Kemudian jika si suami mentalaknya (sesudah talak yang kedua), maka perempuan itu tidak lagi halal baginya hingga dia kawin dengan suami yang lain. Kemudia jika suami yang lain itu menceraikannya, maka tidak ada dosa bagi keduanya (bekas suami pertama dan istri) untuk kawin kembali jika keduanya berpendapat akan dapat menjalakan hukum hukum Allah. Itulah hukum hukum Allah, diterangkan-Nya kepada kaum yang (mau) mengetahui.
c.       Mafhum Asy-Syarat
Contohnya, firman Allah dalam surah Ath-Thalaq (65): 6:
أَسۡكِنُوهُنَّ مِنۡ حَيۡثُ سَكَنتُم مِّن وُجۡدِكُمۡ وَلَا تُضَآرُّوهُنَّ لِتُضَيِّقُواْ عَلَيۡهِنَّۚ وَإِن كُنَّ أُوْلَٰتِ حَمۡلٖ فَأَنفِقُواْ عَلَيۡهِنَّ حَتَّىٰ يَضَعۡنَ حَمۡلَهُنَّۚ فَإِنۡ أَرۡضَعۡنَ لَكُمۡ فَ‍َٔاتُوهُنَّ أُجُورَهُنَّ وَأۡتَمِرُواْ بَيۡنَكُم بِمَعۡرُوفٖۖ وَإِن تَعَاسَرۡتُمۡ فَسَتُرۡضِعُ لَهُۥٓ أُخۡرَىٰ ٦

Tempatkanlah mereka (para istri) dimana kamu bertempat tinggal menurut kemampuanmu dan janganlah kamu menyusahkan mereka untuk menyempitkan (hati) mereka. Dan jika mereka (istri-istri yang sudah ditalaq) itu sedang bersalin, kemudian jika mereka menyusukan (anak-anak) mu untukmu maka berikanlah kepada mereka upahnya. Dan musyawarahkanlah di antara kamu (segala sesuatu) dengan baik; dan jika kamu menemui kesulitan maka perempuan lain boleh menyusukan (anak itu) untuknya.
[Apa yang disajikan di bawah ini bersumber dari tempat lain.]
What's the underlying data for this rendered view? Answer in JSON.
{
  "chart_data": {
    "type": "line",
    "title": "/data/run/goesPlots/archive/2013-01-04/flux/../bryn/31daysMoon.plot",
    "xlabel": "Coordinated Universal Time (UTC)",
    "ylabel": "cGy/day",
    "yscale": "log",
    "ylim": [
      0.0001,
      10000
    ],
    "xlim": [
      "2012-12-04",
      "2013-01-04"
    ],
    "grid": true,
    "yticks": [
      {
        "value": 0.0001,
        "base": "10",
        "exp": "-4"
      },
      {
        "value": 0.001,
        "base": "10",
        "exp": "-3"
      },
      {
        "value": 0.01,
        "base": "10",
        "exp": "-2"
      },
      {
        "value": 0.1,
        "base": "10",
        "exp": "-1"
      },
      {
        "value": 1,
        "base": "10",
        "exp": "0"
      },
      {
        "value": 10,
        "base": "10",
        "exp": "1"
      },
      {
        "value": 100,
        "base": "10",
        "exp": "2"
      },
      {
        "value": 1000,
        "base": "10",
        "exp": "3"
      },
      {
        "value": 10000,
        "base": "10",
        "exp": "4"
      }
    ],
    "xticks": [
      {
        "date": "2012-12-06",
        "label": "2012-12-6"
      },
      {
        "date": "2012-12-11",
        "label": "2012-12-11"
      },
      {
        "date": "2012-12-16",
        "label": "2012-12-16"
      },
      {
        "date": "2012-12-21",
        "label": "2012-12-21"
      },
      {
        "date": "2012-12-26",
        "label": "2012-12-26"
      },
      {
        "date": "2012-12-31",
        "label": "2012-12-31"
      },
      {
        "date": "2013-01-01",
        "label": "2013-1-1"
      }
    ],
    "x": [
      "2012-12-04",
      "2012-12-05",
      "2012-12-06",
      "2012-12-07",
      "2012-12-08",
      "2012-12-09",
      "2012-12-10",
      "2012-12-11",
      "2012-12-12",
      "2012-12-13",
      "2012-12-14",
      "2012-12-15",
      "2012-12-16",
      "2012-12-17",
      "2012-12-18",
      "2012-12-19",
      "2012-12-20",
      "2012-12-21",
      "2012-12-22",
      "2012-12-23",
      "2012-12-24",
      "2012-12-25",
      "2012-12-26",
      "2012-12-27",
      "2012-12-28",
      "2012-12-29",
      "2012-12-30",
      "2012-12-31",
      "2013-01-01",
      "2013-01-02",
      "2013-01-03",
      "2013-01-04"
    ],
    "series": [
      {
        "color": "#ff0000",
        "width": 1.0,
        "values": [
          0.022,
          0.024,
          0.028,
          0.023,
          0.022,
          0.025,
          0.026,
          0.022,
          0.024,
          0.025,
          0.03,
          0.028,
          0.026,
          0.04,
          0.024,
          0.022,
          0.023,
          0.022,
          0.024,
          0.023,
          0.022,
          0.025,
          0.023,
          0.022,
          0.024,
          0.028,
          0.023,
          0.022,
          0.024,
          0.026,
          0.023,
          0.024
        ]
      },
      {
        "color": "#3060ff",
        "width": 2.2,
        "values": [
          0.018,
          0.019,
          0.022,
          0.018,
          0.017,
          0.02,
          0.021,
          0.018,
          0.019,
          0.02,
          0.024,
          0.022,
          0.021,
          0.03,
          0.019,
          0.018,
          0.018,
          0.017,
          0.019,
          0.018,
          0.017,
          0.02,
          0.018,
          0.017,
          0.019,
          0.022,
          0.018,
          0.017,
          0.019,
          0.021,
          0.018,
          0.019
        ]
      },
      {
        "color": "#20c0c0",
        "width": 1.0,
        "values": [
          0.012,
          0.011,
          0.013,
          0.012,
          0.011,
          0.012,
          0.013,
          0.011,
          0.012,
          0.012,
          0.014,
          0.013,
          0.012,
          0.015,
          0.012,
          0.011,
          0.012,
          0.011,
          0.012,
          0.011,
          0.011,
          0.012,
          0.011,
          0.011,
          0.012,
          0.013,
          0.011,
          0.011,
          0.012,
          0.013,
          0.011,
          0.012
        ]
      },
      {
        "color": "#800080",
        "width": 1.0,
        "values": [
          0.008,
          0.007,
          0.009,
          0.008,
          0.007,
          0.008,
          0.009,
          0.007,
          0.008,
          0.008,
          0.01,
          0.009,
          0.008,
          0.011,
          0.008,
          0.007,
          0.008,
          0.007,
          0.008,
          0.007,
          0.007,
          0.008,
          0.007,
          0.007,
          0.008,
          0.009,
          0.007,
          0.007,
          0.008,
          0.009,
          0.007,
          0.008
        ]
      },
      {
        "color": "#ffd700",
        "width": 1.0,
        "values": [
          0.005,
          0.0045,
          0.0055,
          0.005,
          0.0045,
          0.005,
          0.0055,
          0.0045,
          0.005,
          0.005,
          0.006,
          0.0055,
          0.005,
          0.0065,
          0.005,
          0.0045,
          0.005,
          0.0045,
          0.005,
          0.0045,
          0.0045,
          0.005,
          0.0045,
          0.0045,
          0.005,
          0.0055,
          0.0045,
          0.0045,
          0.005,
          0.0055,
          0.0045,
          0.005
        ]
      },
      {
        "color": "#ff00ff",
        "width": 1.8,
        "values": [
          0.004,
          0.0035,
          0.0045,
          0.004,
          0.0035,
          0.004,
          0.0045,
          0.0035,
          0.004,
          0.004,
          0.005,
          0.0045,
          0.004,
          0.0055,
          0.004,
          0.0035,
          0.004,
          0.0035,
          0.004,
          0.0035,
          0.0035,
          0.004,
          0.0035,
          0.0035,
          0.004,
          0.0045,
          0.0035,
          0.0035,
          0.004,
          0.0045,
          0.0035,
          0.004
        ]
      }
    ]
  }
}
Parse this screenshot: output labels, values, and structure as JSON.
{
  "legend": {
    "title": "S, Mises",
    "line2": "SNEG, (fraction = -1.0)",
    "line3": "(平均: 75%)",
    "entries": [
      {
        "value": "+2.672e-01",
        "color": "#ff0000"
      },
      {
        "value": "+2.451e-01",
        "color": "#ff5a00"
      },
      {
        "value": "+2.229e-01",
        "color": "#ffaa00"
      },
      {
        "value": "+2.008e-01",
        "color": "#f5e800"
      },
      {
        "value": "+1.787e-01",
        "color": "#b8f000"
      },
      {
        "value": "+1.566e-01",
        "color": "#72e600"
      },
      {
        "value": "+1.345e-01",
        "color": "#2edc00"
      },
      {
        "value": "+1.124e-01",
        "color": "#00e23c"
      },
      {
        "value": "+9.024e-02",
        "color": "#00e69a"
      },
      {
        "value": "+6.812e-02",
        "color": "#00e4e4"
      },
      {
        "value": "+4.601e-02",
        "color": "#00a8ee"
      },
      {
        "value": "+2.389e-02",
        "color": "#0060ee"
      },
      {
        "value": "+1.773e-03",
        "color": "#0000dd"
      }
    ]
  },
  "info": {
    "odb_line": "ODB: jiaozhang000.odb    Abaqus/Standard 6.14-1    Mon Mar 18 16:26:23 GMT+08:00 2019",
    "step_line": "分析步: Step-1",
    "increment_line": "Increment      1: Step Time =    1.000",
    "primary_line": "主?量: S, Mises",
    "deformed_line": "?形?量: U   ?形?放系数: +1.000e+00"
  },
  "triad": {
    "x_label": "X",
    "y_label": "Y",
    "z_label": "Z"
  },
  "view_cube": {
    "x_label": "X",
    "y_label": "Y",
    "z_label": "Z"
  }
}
Secara mantuq ayat ini mewajibkan mantan suami memberikan nafkah kepada mantan istrinya, dengan syarat wanita tersebut sedang hamil dan kewajiban memberi upah menyusui kepada mantan istrinya, bila ia meyusui. Dengan demikian, bila dipahami berdasarkan mafhum syarat, maka:
(1)   Isteri yang telah dicerai dan ia tidak sedang hamil, maka tidak wajib diberikan nafkah oleh mantan suaminya.
(2)   Isteri yang telah dicerai dan tidak meyusukan anak anak suami, maka tidak wajib diberikan upah.
d.      Mafhum al-‘adad.
Contohnya yaitu surah An-Nur (24): 2:
ٱلزَّانِيَةُ وَٱلزَّانِي فَٱجۡلِدُواْ كُلَّ وَٰحِدٖ مِّنۡهُمَا مِاْئَةَ جَلۡدَةٖۖ وَلَا تَأۡخُذۡكُم بِهِمَا رَأۡفَةٞ فِي دِينِ ٱللَّهِ إِن كُنتُمۡ تُؤۡمِنُونَ بِٱللَّهِ وَٱلۡيَوۡمِ ٱلۡأٓخِرِۖ وَلۡيَشۡهَدۡ عَذَابَهُمَا طَآئِفَةٞ مِّنَ ٱلۡمُؤۡمِنِينَ ٢

Perempuan yang berzina dan laki laki yang berzina, maka deralah tiap tiap seorang dari keduanya seratus kali dera, maka janganlah belas kasihan kepada keduanya mencegah kamu untuk (menjalankan) agama Allah, jika kamu beriman kepada Allah, dan hari akhirat, dan hendaklah (pelaksanaan) hukuman mereka disaksikan oleh sekumpulan orang orang yang beriman.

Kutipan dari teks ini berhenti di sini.